Ketiga argument tersebut, sebenarnya bukan masalah yang berat yang akan menganggu perekonomian karena memang sudah dipikirkan langkah penyelesaiannya oleh pengambil kebijakan dan industri lembaga keuangan yang akan berkonversi tersebut.
Saat ini di dunia, hanya Iran dan Sudan yang menggunakan lembaga keuangan Syariah secara penuh tanpa ada konvensional. Aceh menempuh terobosan baru sebagai daerah di level provinsi pertama yang akan menerapkan sistem keuangan tunggal yang patuh Syariah. Memang ada kerisauan di pusat, provinsi lain akan mengikuti jejak Aceh, tetapi ternyata ini tidak menghalangi Otoritas Jasa Keuangan menyetujui Qanun LKS.
Sebelum itu, analisa terhadap dampak kepada perekonomian telah dilakukan. Menggunakan model keuangan tunggal tidak akan menimbulkan masalah pada perekonomian. Ini karena, perbankan Syariah memiliki fasilitas dan kemampuan yang sama dengan perbankan konvensional. Semua produk konvensional yang ada juga ada padanannya pada perbankan Syariah sehingga bisa memenuhi segala kebutuhan pembiayaan masyarakat.
Di samping itu, bank-bank umum Syariah juga memiliki fasilitas digital banking menggunakan mobile banking apps dengan fitur yang canggih yang bisa digunakan untuk transfer online, pembayaran tagihan bahkan untuk berinfak. Bank Syariah Mandiri misalnya dalam dua tahun terakhir sudah memiliki pengguna aktif hampir 2 juta nasabah. Sementara bank Syariah yang masih dalam Unit Usaha Syariah, seperti Maybank Syariah, BCA Syariah, Bank Permata Syariah, dan lain-lain bisa menggunakan fasilitas digital banking yang dimiliki perusahaan induk konvensional dengan biaya yang sama. Selanjutnya, anggapan bahwa Bank syariah mahal, juga tidak beralasan. Ini karena bank Syariah punya banyak produk dan bahkan sebagiannya lebih murah dari konvensional.
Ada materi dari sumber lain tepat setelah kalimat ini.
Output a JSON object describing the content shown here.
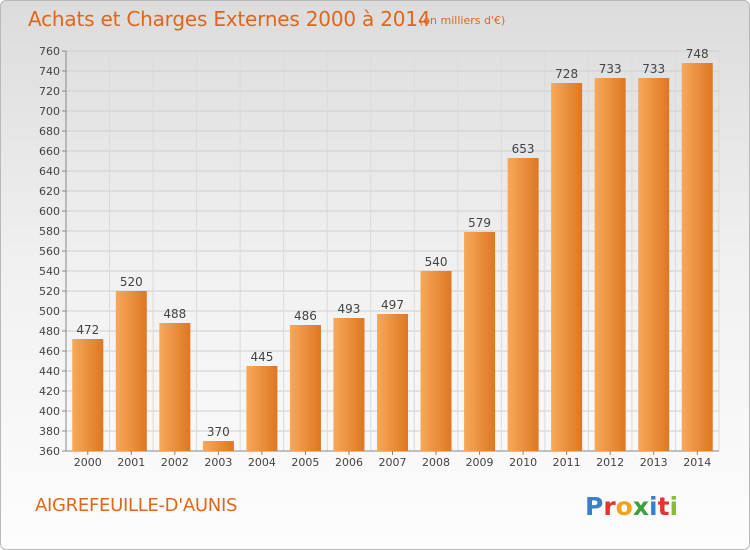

Sangat disadari bahwa lembaga keuangan saling bersaing, karena itu, perbankan Syariah menghadapi ini dengan cara menurunkan berbagai kos dan meningkatkan efisiensi agar tidak kalah dengan konvensional.
Kekhawatiran para pengusaha bahwa Bank Syariah tidak mampu membiayai pembiayaan besar juga tidak ada dasarnya. Bank-bank Syariah, sudah terlibat aktif membiayai proyek-proyek besar APBN yang jumlahnya triliunan rupiah seperti pembangunan jalan tol, bandara, pelabuhan, dan lain-lain. Di samping itu, sindikasi pembiayaan beberapa bank Syariah dalam sebuah proyek besar juga bisa dilakukan.
Untuk kemampuan modal, dua bank Syariah, yaitu Bank BNI Syariah dan Bank Syariah Mandiri sudah masuk Buku 3 dan sudah menjadi Bank Devisa sehingga nasabah dapat bertransaksi luar negeri untuk fasilitas LC dan valas. Kalau rencana pemerintah Indonesia untuk melakukan merger bank-bank BUMN Syariah pada Februari 2021 terlaksana, tentu akan menjadikan kekuatan Bank Syariah semakin besar.